Unlike most urban playgrounds, which are often completely re-envisioned to reflect new ideas about play and design standards, the Central Park Conservancy has carefully rebuilt the adventure-style playgrounds to preserve their original intent and unique forms—while upgrading their infrastructure, adding new features, and making them accessible. The Conservancy rebuilt Tarr Family Playground in 2009.

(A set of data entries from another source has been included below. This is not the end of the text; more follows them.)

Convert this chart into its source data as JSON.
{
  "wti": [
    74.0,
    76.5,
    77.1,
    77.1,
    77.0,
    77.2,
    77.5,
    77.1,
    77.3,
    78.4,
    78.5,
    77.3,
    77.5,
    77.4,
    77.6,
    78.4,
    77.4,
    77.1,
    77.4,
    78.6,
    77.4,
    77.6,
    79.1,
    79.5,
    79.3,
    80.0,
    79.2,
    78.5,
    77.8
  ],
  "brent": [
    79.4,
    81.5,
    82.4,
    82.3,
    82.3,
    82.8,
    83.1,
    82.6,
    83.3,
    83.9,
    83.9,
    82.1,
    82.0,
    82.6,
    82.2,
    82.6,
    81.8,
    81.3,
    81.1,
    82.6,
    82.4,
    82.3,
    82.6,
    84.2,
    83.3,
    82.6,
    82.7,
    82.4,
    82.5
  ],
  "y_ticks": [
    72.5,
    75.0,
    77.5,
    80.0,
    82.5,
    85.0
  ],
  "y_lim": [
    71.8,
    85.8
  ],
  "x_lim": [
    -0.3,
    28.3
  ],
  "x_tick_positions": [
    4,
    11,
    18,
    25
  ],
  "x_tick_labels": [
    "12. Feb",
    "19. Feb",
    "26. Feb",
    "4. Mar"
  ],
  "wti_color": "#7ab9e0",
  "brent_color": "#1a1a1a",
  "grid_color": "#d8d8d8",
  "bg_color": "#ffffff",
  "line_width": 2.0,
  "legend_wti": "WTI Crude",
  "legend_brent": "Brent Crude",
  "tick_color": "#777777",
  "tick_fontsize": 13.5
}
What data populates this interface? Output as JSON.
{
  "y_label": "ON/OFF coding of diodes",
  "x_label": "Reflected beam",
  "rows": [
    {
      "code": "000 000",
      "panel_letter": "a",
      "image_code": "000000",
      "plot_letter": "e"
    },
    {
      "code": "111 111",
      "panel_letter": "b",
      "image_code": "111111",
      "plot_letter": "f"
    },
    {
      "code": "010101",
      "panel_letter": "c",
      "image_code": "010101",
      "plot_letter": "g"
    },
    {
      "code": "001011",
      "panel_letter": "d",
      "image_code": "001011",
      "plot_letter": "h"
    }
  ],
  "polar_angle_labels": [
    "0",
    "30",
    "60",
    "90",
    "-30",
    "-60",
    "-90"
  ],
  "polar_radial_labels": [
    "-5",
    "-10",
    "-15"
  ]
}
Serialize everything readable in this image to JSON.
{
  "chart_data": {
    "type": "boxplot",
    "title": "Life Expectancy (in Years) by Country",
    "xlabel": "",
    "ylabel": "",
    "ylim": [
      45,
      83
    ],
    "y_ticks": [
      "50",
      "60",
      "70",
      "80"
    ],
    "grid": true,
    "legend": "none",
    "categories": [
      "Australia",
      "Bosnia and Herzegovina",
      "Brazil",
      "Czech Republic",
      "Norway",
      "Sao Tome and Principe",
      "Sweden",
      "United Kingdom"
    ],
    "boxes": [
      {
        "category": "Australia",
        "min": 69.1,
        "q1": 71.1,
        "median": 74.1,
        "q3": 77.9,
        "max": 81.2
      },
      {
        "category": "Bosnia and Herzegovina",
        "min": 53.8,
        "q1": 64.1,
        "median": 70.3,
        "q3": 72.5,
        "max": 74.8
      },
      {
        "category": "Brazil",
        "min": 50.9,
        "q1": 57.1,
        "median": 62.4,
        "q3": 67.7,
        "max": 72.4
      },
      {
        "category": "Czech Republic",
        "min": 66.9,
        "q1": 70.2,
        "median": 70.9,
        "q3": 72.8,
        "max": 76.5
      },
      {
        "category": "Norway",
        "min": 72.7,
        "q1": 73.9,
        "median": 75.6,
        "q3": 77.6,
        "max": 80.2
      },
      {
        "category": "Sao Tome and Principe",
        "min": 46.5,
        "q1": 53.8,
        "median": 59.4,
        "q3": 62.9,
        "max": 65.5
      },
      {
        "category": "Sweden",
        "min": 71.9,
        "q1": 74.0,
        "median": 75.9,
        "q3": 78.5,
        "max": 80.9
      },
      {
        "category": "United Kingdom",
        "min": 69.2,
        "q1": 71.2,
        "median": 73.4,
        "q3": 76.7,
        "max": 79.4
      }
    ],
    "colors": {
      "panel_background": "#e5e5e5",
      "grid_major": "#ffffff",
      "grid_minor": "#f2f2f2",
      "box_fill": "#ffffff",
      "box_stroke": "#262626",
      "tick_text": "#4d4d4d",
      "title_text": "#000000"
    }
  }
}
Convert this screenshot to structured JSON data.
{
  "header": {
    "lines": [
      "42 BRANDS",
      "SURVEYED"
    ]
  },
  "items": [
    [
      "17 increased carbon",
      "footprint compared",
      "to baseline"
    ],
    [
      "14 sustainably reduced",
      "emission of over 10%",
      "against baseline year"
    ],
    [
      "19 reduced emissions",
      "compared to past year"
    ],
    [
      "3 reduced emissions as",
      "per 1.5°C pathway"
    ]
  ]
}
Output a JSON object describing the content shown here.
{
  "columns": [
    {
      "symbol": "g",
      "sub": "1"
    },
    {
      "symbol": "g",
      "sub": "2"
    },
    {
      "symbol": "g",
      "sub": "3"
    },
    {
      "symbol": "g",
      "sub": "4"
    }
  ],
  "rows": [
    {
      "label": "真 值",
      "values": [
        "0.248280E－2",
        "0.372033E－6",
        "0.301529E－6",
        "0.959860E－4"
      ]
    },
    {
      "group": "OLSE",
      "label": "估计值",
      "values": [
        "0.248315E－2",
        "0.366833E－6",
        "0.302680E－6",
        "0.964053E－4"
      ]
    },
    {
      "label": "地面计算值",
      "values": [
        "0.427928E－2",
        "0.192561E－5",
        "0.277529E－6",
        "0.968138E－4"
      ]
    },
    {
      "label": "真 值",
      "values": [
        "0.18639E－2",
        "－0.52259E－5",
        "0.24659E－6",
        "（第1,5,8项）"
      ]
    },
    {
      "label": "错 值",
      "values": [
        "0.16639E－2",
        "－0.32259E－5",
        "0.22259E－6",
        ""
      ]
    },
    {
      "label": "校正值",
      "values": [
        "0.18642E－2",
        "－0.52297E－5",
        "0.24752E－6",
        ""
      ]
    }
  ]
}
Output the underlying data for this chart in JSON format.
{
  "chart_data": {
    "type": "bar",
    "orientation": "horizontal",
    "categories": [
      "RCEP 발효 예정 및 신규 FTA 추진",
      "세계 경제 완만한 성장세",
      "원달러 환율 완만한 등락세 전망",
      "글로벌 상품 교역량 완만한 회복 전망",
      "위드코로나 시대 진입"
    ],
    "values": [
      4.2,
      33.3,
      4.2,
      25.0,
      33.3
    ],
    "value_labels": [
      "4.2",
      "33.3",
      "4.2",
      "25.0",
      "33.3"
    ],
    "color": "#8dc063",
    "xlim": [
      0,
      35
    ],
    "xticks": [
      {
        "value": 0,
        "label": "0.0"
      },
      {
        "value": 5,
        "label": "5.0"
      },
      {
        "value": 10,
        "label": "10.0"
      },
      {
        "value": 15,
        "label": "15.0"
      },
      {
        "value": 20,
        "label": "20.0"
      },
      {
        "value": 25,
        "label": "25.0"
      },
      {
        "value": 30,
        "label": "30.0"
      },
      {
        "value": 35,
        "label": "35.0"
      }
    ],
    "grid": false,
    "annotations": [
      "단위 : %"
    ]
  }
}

Central Park has 21 playgrounds that are unique in design and character. Most of them were built in the 1930s as part of a system of playgrounds located along the Park perimeter. The Conservancy regularly updates these spaces to include new equipment and infrastructure that reflect changing ideas about children’s play and safety and accessibility standards. Since 2011, the Conservancy has been working to rebuild or renovate all the Park’s playgrounds, with the goal of bringing each of them up to the same standard of excellence at the same time and focusing on making them feel more connected to the Park’s landscapes and experiences.